First I demonstrated the beating process and then let others try. The fibers beat well and easily on school benches. Next we washed the fibers and filled the vat with water. I pulled the first two pages, then others took a turn. Isaak tried; he enjoyed it. Everyone was impressed with the process. Two women tried. We made eight sheets before stopping. Others wanted to try and started pulling sheets. Bernardo, Isaak’s son, got enthusiastic, jumping backwards as he couched the paper to the blankets. We had nowhere to stick the paper so we l put them on a vertical side of a podium.

In the evening we went to mambiar at Arsecio’s maloca. He is old and sick. His sons, José and Arcardio, also live there (who worked paper). We sniffed tobacco, then went to the maloca of Misael and his son-in-law, Cristobal, for the meeting about the future of the paper project.

We started out talking about the last production, the money, and how to divide it. The people from the Bocas thought that 50% of the sheets produced from there should go to the people who collected them. I suggested that that might be unfair because making the fiber into paper was much more work. They also felt that people who collected fiber that we couldn’t use because of the quality of the bark and the {icone?} element should also be paid. I explained that that would be complicated and unfair because Benjamin had collected a ton of Higueron which we couldn’t use; to pay the people of this community and not pay Benjamin was not possible. Nobody wanted Benjamin to get a share, so the issue was resolved. In the end, the community said I could speak for them in the meeting in Centro Providencia, and they would accept what I decided was fair. We will see how that works out.

Next we talked about the development plan for paper. Oscar started talking about what GAIA would do, how they would start a fund for the Bocas to use to develop it. They wanted money for the construction of the house. Like I had done in Centro, Oscar explained that GAIA wouldn’t go for that. They asked about C.S., thinking that paper project would follow the same course of development. We explained that C.S. is no longer supporting the project and that GAIA was now funding it. After much discussion, Bocas accepted GAIA’s proposition that they build the house without salaries. But workers would be able to order some goods for their work (fish hooks, machetes, etc).

I said that I would return in October-November to start teaching the community.
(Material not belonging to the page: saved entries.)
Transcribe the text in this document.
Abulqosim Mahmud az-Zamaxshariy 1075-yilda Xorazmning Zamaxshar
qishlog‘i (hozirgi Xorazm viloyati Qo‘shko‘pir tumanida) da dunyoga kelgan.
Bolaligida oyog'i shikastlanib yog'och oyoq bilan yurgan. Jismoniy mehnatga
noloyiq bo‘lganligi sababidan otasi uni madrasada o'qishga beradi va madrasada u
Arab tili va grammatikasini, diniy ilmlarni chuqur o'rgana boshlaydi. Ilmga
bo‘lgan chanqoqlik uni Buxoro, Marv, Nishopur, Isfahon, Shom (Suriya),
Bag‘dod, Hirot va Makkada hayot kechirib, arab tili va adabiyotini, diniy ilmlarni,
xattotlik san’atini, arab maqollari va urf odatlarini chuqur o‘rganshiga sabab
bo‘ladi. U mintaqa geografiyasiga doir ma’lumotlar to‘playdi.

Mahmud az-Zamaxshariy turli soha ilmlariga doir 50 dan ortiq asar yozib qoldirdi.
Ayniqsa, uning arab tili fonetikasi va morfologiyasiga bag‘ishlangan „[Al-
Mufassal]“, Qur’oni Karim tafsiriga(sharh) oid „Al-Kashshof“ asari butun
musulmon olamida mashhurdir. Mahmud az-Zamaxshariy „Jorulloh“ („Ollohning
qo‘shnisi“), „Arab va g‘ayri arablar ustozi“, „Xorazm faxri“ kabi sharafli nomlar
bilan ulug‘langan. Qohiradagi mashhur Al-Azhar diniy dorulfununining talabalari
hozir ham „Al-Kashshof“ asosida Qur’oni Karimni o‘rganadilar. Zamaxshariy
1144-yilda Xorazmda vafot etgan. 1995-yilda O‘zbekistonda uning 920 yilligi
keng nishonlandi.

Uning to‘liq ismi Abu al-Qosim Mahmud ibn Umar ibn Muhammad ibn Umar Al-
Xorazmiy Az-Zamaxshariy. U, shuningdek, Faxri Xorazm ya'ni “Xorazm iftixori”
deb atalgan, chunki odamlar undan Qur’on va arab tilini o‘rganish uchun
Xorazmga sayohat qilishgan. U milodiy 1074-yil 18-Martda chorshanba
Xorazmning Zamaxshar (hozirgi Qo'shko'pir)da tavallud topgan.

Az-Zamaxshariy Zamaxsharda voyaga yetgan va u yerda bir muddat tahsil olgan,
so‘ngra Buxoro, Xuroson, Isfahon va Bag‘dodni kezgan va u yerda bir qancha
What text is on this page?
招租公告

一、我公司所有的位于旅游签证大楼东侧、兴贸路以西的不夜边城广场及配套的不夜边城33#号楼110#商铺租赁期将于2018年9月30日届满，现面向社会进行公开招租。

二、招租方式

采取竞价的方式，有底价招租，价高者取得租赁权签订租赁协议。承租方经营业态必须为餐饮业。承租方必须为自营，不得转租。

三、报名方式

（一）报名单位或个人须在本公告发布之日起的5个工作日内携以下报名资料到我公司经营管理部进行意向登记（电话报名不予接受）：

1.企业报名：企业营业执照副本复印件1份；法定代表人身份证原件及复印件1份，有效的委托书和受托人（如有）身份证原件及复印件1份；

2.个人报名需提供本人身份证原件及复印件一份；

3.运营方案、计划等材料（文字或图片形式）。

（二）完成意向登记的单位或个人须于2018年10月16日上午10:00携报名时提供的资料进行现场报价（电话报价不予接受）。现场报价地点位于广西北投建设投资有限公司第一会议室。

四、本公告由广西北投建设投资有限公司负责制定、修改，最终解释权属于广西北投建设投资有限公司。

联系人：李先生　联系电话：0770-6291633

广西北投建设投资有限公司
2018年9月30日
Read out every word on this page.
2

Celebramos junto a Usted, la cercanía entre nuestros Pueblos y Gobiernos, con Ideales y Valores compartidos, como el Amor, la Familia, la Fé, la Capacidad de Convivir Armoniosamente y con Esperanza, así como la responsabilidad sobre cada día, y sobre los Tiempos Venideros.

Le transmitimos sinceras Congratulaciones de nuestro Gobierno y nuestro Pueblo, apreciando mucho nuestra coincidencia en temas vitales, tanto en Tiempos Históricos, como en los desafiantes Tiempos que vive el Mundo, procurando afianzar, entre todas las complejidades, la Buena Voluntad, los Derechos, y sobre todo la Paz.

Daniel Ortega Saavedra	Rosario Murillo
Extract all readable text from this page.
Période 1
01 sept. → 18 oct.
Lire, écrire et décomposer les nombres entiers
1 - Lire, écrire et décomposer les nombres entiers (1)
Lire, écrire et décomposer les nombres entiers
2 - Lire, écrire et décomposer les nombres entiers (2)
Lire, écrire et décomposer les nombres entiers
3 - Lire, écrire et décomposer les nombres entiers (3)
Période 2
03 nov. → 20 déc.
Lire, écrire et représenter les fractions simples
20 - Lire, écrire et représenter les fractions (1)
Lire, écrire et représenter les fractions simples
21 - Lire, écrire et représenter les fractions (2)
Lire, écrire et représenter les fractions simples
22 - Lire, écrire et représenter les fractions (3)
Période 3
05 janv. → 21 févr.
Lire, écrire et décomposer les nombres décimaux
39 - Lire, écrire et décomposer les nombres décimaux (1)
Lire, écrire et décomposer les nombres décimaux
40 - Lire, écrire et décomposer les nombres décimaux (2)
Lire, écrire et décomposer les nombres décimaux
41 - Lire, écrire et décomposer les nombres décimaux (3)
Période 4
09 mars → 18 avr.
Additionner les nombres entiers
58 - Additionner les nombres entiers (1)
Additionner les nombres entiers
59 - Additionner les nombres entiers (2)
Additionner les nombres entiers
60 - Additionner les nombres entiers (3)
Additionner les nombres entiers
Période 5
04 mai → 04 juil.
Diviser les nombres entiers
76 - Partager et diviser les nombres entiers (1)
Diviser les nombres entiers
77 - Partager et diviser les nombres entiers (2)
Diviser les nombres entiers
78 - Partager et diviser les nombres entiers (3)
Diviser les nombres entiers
They would have the house ready by then. The meeting ended well. One problem I see in the future is that José wants to be in charge of the project, and doesn’t get along with Isaak or others. Isaak is ultimately in charge but José will also have power.

Oscar and I talked in the moonlight, after the meeting, about what to do in Bella Vista. It’s a problem community. Most of the people have left and the ones that remain can’t stand working with Benjamin.

February 18, 1995 (Saturday)

We got up late, 7:30am, and had a leisurely breakfast while waiting for the papers to dry on the plywood. We finally left about 11:30am and arrived at Bella Vista at 2:00, after first stopping at Raimundo’s, Herman’s father, new maloca which isn’t yet quite finished. Nice maloca. I asked him to make me some coca and offered to give him a pack of cigarettes.

We next went to Benjamin’s, having to pass some rapids and a series of rocks and beaches. The river is very low. Benjamin wasn’t there, even though he agreed to be here to meet us on this date. This resolved the problem of having to confront him about not doing paper demonstrations here or starting a project in the near future.

February 19, 1995 (Sunday)

[When I go up, one pack cigs to Amanda for coca] Left Bella Vista at 11:00 after looking at boat upriver opened very well.